REPORTER ILLUSTRATION
REPORTER ILLUSTRATION

Michel Kramer Metraux, who has a home on Chase Creek, was watching TV last Friday when the program was interrupted by horrific and heartbreaking news from the country of his birth.

A native of Lyon, he switched to an all-news channel while simultaneously phoning his brother.

“He’s there in Paris, with my nieces and nephews and many friends,” said Mr. Metraux, a textile designer.

They were all safe and, like most people who had heard the reports or received phone calls, Mr. Metraux’s family in Paris was searching for more information.

“My brother said he’d call me back,” Mr. Metraux said. “My nephew, a young lawyer in Paris, was planning on going out to the area” where many of the victims were murdered.
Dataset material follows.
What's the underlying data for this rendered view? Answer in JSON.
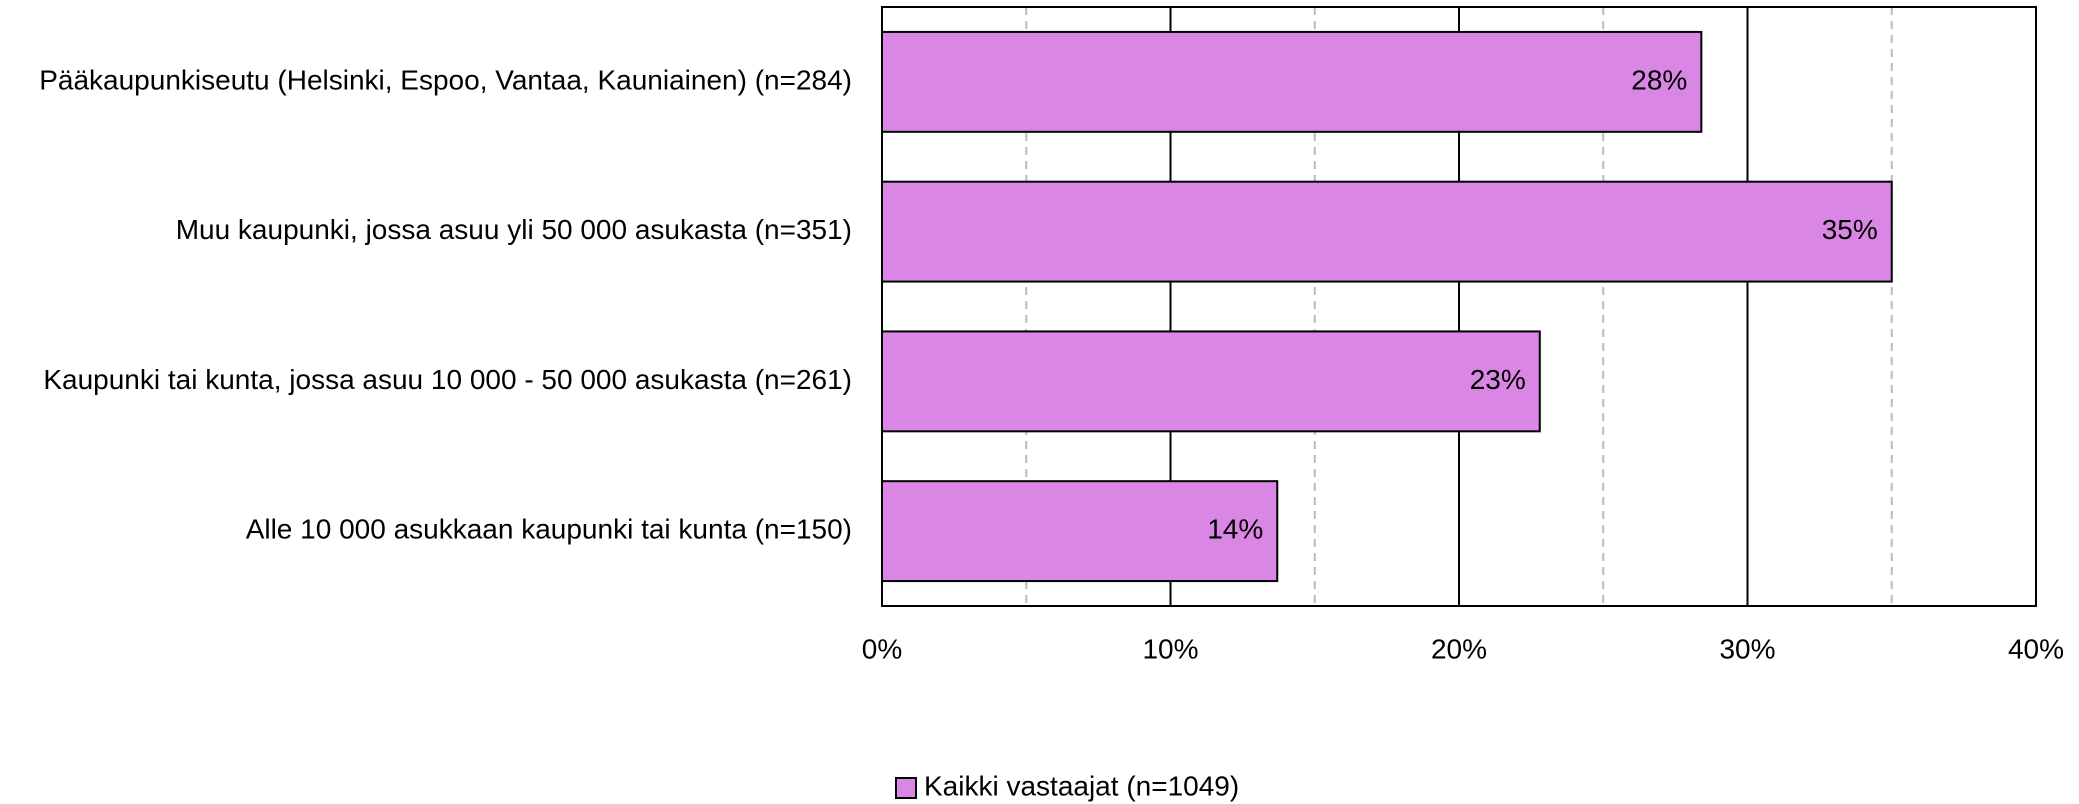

Throughout the afternoon and into the evening, he absorbed the appalling news coming in about the worst siege of violence in Paris since World War II.

“It’s ironic — I’ve been reading a book about the French Resistance and the German occupation during the war,” Mr. Metraux said, and couldn’t shake the coincidence of a Paris oppressed 70 years ago and now again in 2015.
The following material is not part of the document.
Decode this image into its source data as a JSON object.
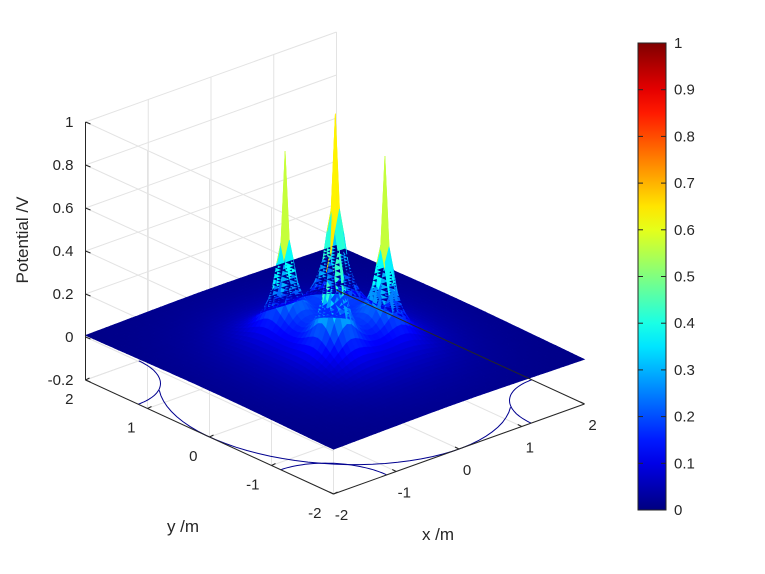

There is great sadness, but also “a feeling of frustration,” he said. “You don’t know how to prevent this kind of thing.”

Marie Eiffel, a Parisienne before coming to America, was in her market on Bridge Street when she heard the news. At first the reports were “difficult to grasp,” Ms. Eiffel said.

She got in touch with a friend in France, a journalist with the Paris Match newspaper, but the reporter had only pieces of information at the time.

“You don’t want to believe it,” she said, “but then you try to be optimistic. You have to come to reality.”

Since the attacks, she and her pastry chef, Anabel Cohen, also originally from Paris, have been getting a steady stream of emails from French friends and loved ones informing the expatriates that they are safe.

The terror came a bit closer to Ms. Eiffel when she received an email from a friend who has a restaurant next to the Bataclan concert hall where 89 people were murdered Friday night. He also let her know that he was all right.

This past weekend a number of regular customers have come into the market, some with tears in their eyes, to express condolences, Ms. Eiffel said, adding that their concern has great meaning for her.

She compared the aftermath of the Paris attacks to the feeling many foreigners had for the United States after 9/11.

Mr. Metraux agreed. Americans’ response to the French people “is exactly what the French did after 9/11,” he said. “Everybody felt they were a little bit American then. And now Americans are returning the compliment.”